8 is a diagram illustrating an operation method of the phantom information recording apparatus according to an embodiment.
9 is a diagram illustrating an operation method of a substance information detection apparatus according to an embodiment.

Hereinafter, embodiments will be described in detail with reference to the accompanying drawings and accompanying drawings, but the present invention is not limited to or limited by the embodiments.

The terminologies used in the embodiments are terms used to adequately express the embodiments, which may vary depending on the user, the intention of the operator, or the custom in the field. Accordingly, the definitions of the terms should be based on the contents throughout the examples.

1 is a diagram showing an operation of a substance information detection apparatus according to an embodiment.

Referring to FIG. 1, the material information detection apparatus 100 may detect information (material information) 160 about a material constituting an analysis object. For quantitative or quantitative imaging using, for example, a multi-energy X-ray 110 (e.g., dual energy X-ray) The material information detection apparatus 100 can detect information (constituent components, mixing ratio, thickness, etc.) of the constituent material of the analysis object.

The analysis object can be a variety of objects such as people, animals, and objects. For example, when the analysis object is the person 120, the substance information detection apparatus 100 can receive the object image 130 obtained by projecting the multi-energy X-ray 110 to the person 120 Material information such as what kind of material the analysis region 131 (e.g., pixel, pixel) selected from the input object images 130 is made of, what mixing ratio the constituent materials have, what thickness the constituent material is 160 can be detected. Therefore, the substance information detection apparatus 100 can be used for analyzing the presence or absence of a disease in a part of the user's body by detecting substance information such as a mixture ratio and thickness of a substance constituting a human body part.
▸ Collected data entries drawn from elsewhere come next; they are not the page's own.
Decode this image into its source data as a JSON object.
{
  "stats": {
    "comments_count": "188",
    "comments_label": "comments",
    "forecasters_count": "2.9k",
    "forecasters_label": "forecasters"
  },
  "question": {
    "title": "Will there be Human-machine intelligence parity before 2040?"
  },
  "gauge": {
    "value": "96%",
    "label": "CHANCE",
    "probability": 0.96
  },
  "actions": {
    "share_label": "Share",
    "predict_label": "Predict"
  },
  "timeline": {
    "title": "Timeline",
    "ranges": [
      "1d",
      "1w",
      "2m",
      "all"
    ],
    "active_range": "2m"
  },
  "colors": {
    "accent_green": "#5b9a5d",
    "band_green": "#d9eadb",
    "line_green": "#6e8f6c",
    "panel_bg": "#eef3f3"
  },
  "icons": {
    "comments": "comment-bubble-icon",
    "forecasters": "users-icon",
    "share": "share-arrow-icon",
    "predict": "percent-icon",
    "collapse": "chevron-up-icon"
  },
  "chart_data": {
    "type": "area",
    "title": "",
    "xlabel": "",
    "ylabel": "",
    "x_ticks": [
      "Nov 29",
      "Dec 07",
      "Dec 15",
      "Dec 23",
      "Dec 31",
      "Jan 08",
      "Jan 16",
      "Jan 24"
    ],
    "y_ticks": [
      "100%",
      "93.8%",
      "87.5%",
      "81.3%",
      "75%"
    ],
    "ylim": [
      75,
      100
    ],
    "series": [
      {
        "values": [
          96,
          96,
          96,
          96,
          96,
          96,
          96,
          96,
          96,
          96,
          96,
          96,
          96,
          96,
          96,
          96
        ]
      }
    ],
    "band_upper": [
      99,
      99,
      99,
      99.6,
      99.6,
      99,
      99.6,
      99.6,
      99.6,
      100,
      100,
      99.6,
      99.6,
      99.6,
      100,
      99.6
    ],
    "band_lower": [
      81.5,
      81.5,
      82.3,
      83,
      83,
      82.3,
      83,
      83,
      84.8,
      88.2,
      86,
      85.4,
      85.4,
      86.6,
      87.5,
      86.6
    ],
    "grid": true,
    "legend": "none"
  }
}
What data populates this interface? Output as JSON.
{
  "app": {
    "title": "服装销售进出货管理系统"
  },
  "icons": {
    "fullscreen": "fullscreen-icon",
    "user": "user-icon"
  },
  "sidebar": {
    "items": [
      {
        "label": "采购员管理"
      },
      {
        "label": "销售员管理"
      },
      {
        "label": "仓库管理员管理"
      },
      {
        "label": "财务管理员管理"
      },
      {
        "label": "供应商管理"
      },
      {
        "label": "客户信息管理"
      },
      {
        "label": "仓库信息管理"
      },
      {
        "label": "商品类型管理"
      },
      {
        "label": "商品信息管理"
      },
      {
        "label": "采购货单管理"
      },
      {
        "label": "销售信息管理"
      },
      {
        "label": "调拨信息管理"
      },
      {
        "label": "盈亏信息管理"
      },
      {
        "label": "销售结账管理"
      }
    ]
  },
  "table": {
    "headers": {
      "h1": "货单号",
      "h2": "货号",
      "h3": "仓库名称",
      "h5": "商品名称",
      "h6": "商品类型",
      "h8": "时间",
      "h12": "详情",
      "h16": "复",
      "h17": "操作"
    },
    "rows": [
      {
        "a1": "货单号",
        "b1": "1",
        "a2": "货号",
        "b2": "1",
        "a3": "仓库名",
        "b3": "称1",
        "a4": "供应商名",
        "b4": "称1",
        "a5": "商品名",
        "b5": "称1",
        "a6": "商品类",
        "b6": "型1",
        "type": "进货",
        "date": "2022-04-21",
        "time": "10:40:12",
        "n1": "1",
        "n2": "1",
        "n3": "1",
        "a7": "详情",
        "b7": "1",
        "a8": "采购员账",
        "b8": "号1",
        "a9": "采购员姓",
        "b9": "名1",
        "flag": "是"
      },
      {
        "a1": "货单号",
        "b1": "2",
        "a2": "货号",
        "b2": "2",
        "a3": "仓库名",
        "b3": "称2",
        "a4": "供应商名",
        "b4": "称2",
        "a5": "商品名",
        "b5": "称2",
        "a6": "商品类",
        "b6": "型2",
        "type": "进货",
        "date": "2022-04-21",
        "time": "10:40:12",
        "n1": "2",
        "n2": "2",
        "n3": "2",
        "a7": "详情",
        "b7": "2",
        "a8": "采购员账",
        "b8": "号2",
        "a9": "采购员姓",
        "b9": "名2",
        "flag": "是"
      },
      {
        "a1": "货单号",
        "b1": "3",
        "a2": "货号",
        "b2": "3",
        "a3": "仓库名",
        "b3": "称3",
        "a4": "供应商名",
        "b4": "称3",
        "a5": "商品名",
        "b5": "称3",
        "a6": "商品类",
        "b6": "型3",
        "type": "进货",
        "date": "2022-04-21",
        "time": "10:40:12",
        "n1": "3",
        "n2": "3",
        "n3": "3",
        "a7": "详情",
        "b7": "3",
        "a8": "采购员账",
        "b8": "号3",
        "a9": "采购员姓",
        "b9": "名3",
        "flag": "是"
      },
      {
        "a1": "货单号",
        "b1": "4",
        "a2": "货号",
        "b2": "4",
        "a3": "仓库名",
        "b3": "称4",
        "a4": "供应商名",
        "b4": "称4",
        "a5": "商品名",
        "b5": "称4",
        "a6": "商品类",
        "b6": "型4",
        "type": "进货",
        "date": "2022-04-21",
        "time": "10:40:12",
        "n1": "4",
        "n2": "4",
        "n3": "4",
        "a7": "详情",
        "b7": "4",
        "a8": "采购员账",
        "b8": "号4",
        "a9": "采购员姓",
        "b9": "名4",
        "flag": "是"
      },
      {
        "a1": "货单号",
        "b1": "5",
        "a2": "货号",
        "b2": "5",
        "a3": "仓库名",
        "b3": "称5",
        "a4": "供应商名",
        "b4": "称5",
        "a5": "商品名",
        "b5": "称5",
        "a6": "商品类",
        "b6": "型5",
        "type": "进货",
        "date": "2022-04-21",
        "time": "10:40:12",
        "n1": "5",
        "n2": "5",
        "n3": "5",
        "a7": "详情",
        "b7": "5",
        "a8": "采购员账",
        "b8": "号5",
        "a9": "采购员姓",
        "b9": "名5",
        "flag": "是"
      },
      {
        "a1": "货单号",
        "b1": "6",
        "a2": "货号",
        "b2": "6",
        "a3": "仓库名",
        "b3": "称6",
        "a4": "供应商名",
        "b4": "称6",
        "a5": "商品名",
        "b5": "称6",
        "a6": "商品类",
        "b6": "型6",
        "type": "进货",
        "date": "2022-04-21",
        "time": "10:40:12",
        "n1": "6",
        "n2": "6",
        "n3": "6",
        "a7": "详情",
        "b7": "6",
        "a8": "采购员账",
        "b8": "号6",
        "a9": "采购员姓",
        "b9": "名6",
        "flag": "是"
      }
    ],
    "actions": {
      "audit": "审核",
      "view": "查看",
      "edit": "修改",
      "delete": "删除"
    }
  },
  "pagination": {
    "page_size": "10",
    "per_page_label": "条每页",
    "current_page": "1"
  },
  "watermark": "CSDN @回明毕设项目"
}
The substance information detection apparatus 100 may refer to the database 150 storing the phantom information to detect the substance information 160 for the analysis object. The phantom information represents information obtained by projecting the multi-energy X-ray 110 to the phantom 140 composed of a plurality of materials.

The material information detection apparatus 100 detects the phantom information (information such as the mixing ratio and the thickness of a plurality of materials) stored in the database 150 to the analysis object (e.g., person 120) The substance information 160 of the substance constituting the analysis object can be detected by performing a calibration operation for comparing the acquired object information with the acquired object information.

Further, in order to perform a more accurate calibration operation, it is necessary to perform a calibration operation for all possible mixing ratios and thicknesses of a plurality of materials. The material information detection apparatus 100 uses a phantom 140 composed of three or more materials Calibration can be performed. Accordingly, the substance information detection apparatus 100 can detect the accurate substance information 160 even when three or more substances constituting the analysis object are present.

The phantom 140 may include at least one of a linear phantom and a non-linear phantom. Thus, the phantom information stored in the database 150 may be (1) a linear phantom, (2) a nonlinear phantom, (3) a plurality of linear phantoms, (4) And may be information obtained by projecting the multi-energy X-ray to a combination of at least one nonlinear phantom.

A linear phantom represents a phantom fabricated such that the thickness of each of the plurality of materials constituting the phantom linearly increases or decreases and also the mixing ratio of the plurality of materials linearly increases or decreases.

In addition, the nonlinear phantom may include a phantom manufactured such that the thickness of at least one of the plurality of materials constituting the phantom increases or decreases in a nonlinear manner, or the mixing ratio of at least one of the plurality of materials is increased or decreased nonlinearly. .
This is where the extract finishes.